Why Are You Not Getting Traffic To Your Site? The Reason May Be More Obvious Than You Think.
It is definitely one of the most frequently asked questions among bloggers. The answer is usually not simple. However, sometimes we all overlook the obvious. We have all had the following experience.
Your dryer is not drying properly. Common sense is saying to you “Check to see if the lint trap is clogged.” But sense is not common and you skip ahead to step 2. and maybe 3 or 4. No success. So, as if it is her mission in life to make you look foolish, your wife asks “Did you Check to see if the lint trap is clogged?”
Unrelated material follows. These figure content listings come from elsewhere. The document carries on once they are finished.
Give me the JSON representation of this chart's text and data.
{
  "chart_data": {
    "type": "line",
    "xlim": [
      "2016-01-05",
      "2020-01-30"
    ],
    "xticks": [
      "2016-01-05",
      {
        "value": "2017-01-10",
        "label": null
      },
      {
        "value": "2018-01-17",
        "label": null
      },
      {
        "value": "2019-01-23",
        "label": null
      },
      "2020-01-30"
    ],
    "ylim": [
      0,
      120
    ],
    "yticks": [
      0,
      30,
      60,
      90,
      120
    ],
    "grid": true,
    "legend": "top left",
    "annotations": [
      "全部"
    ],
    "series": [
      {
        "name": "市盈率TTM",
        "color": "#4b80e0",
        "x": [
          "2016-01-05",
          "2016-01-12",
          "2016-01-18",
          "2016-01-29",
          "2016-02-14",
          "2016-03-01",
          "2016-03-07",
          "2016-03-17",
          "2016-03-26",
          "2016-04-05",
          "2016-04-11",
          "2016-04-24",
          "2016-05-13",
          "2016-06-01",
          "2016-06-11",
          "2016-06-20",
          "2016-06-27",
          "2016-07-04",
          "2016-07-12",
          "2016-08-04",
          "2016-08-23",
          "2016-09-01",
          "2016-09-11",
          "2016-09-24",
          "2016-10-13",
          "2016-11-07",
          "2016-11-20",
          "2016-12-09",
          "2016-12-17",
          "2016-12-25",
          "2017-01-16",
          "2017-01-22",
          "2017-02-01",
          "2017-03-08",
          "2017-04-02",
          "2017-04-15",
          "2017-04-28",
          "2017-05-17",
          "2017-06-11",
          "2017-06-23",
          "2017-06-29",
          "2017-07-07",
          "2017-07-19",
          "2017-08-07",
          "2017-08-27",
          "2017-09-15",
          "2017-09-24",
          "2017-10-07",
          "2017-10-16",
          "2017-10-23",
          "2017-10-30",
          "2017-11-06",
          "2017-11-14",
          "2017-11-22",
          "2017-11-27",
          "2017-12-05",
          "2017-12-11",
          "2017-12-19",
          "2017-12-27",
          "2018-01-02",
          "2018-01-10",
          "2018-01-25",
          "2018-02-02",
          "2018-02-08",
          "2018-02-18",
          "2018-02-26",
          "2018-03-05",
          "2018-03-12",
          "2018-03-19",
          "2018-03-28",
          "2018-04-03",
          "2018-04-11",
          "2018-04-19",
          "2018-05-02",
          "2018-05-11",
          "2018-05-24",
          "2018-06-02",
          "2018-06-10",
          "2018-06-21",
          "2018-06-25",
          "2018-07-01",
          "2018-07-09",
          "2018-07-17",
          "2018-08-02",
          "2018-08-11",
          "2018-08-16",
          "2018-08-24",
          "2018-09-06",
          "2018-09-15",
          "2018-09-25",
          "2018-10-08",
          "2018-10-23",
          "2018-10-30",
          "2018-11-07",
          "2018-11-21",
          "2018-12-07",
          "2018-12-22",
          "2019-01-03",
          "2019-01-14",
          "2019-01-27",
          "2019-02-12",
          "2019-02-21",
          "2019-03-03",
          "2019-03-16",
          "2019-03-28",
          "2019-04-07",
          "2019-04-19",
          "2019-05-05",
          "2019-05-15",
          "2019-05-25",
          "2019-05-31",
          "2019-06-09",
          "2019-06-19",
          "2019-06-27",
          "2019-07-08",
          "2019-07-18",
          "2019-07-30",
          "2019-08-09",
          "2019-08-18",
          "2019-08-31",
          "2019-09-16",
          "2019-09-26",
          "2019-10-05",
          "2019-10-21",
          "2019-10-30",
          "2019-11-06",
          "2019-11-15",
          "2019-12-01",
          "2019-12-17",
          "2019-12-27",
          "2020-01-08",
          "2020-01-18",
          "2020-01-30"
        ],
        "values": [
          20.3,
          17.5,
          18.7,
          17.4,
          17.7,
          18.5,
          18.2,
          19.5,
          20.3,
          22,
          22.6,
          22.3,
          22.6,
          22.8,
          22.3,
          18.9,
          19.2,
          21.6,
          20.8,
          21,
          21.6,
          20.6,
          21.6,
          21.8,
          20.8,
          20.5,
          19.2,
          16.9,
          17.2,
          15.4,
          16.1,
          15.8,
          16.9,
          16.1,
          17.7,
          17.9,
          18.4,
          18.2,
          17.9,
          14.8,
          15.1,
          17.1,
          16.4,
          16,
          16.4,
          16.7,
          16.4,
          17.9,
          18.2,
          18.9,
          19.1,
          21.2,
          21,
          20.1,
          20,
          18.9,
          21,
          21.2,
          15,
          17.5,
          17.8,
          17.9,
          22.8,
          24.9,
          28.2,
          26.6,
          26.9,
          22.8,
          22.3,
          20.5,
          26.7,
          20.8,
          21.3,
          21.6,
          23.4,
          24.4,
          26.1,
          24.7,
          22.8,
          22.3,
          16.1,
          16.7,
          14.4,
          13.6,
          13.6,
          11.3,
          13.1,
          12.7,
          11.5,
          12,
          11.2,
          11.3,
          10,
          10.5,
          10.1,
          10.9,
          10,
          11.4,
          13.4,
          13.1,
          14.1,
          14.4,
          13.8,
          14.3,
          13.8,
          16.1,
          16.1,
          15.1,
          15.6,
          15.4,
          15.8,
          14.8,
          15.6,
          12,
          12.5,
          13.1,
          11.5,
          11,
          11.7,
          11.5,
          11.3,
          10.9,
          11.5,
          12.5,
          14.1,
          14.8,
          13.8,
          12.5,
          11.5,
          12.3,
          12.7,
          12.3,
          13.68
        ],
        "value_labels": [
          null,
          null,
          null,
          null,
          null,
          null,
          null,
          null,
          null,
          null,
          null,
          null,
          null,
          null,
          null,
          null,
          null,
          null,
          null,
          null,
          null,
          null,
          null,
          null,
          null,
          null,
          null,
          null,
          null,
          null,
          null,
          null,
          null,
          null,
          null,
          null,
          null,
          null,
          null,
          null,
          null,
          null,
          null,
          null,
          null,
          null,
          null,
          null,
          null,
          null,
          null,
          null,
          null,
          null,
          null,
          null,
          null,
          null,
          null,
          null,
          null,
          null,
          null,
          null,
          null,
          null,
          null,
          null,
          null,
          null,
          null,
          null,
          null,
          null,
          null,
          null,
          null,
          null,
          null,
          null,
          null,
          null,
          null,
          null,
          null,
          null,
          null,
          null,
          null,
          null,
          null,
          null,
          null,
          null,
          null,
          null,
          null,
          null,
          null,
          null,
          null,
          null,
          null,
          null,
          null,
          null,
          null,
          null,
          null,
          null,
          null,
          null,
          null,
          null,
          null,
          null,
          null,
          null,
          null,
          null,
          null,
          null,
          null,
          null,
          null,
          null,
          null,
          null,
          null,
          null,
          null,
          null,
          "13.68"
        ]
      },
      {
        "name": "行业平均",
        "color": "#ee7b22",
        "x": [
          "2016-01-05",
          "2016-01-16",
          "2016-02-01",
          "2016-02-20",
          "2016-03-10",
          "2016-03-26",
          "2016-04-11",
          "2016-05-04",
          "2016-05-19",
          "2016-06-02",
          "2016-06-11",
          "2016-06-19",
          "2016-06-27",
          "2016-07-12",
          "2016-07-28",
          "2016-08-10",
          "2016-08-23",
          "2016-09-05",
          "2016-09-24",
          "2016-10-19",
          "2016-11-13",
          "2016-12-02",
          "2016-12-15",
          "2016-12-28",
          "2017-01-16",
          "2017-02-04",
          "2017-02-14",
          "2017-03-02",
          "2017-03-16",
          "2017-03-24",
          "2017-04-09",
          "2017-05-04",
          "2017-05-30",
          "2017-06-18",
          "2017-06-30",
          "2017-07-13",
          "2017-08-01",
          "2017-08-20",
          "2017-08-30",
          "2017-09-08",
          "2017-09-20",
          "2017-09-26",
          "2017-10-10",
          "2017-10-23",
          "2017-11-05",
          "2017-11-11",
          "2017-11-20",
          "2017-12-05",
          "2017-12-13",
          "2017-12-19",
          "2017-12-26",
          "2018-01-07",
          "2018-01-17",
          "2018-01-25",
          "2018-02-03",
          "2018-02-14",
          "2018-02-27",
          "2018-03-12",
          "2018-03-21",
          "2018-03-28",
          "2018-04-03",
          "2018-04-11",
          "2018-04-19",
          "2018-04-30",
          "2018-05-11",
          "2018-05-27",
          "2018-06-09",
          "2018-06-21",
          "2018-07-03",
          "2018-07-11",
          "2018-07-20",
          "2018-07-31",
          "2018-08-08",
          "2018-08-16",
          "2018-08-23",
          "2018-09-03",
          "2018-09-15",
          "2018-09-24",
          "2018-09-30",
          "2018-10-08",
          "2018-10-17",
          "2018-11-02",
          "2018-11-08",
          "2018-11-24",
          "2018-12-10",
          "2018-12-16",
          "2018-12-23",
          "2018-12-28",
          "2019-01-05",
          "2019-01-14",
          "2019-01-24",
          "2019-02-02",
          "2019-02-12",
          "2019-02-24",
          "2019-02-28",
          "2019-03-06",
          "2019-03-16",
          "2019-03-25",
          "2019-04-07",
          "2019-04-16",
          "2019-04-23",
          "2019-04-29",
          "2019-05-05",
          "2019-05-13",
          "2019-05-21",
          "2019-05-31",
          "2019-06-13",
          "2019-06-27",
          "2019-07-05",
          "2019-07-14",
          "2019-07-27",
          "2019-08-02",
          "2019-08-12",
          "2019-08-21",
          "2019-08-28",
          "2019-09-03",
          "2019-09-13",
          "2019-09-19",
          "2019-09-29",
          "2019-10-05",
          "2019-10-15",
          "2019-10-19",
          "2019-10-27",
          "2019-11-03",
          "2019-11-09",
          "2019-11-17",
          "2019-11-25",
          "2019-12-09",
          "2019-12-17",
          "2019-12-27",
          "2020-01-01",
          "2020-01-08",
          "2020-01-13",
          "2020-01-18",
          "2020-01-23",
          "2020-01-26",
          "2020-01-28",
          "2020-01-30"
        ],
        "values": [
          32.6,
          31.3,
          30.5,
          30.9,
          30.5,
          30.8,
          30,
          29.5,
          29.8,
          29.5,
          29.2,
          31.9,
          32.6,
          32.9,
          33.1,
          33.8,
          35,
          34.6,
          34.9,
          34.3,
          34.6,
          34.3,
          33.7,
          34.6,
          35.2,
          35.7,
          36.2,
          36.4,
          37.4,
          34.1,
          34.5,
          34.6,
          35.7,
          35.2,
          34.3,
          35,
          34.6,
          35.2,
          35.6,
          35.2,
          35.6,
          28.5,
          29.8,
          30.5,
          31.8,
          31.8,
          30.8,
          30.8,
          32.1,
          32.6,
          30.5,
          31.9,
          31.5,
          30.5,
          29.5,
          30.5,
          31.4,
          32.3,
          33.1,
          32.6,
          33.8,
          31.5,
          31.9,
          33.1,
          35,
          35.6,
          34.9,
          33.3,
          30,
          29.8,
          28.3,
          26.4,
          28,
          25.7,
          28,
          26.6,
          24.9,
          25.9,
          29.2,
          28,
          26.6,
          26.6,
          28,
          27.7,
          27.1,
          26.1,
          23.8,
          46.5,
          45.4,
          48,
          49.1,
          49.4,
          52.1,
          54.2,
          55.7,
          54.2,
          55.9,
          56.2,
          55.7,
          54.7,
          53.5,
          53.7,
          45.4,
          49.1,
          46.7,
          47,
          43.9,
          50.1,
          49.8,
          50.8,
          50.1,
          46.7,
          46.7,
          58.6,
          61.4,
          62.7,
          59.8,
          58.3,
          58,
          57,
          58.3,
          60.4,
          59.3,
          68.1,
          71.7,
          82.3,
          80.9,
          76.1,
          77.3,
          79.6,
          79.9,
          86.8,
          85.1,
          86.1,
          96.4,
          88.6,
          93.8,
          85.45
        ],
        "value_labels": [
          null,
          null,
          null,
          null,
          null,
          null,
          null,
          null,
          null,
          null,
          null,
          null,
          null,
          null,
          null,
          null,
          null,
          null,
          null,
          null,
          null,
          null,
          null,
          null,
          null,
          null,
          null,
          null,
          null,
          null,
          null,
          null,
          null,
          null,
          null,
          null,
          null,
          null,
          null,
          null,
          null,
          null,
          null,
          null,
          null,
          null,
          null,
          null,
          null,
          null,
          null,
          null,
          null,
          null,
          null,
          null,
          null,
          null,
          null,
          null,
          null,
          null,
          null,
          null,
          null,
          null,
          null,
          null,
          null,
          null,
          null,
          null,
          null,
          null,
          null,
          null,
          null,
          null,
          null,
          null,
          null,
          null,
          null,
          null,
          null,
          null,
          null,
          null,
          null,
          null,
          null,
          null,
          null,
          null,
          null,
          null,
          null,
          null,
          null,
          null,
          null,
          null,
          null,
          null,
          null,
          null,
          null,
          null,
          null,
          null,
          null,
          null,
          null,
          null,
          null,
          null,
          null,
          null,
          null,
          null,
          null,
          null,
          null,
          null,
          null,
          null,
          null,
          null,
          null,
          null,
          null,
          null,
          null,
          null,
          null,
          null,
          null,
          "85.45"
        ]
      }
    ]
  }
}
When you are troubleshooting, never overlook the obvious. The answer to your blog traffic issues may be something some would consider common sense. So this article is a common sense, fundamental checklist of things you should be doing to grow your blog traffic.
1. Publish Regularly
No matter what your schedule is for posting content, be consistent. Human beings are creatures of habit. Posting the same time and day of the week capitalizes on this fact. Also, consider that your blog is global. 7pm local time maybe best for those in the same time zone, but it may be 3am where most of your readers are. You can schedule your posts ahead to publish at the best time.
2. Optimize Your Content For Search Engines
If “Content is King”, then “SEO is queen“. It does not do any good to publish great content if no one can find it. And search engines (Of course Google, but don’t forget Bing and Yahoo!) are the way most content is found. SEO can be complex. But people overlook the obvious. Have you put the proper information in your ALT tags. Google’s robots cannot see pictures. They accept what you tell time in your images’ ALT tags.
3. Build Links Properly
When building links, a mix of dofollow and nofollow backlinks is desireable. Having only dofollow backlinks is seen by Google as unnatural. By default all links are dofollow. The tag “rel=nofollow” must be added to a link to make it nofollow.
For example, this link is dofollow:
<a href=”http://www.mysite.com”>My Site</a>
If we add “rel=nofollow”, the link becomes nofollow
<a href=”http://www.mysite.com” rel=”nofollow”>My Site</a>
Search engines acknowledge links that do not use the nofollow tag. When nofollow is used, the search engines do not acknowledge the link.
So why not always use dofollow? Google expects links to be categorized. Links with lower priority or importance are expected to be tagged as nofollow. The same applies to untrusted content and paid links, Also a downside of dofollow links is that they attract spam.
4. Make sure you are facilitating the Indexing process
Google can’t instantly find out if a new link was created. Google has to come to your house and inspect or “crawl” your site. I think of it as selling a house. Do your part to help sell it. Good sitemaps make it easier for robots to look around in your house. Blog title and description are like real estate listings. Meta description is another common sense, yet often overlooked detail. Remember you are trying to sell your house. The indexing process takes time. Only Google knows how long. In WordPress, you can use SEO plugins like Yoast SEO to make things easier.
5. Be Patient
This whole process takes time, so be patient. Google has a massive job indexing the entire web. Your content and backlinks will not be found immediately. Googles robots thrive on change. They seek out web content that is frequently changing. If your content is constantly changing, Google’s robots have to visit more frequently. Relevance is the other factor. You need links to show that your content is important to the community. It can’t be stressed enough: Be patient! It is a marathon, not a sprint. In this race the best rewards come through perseverance. You are building something. Set goals and be happy with steady progress.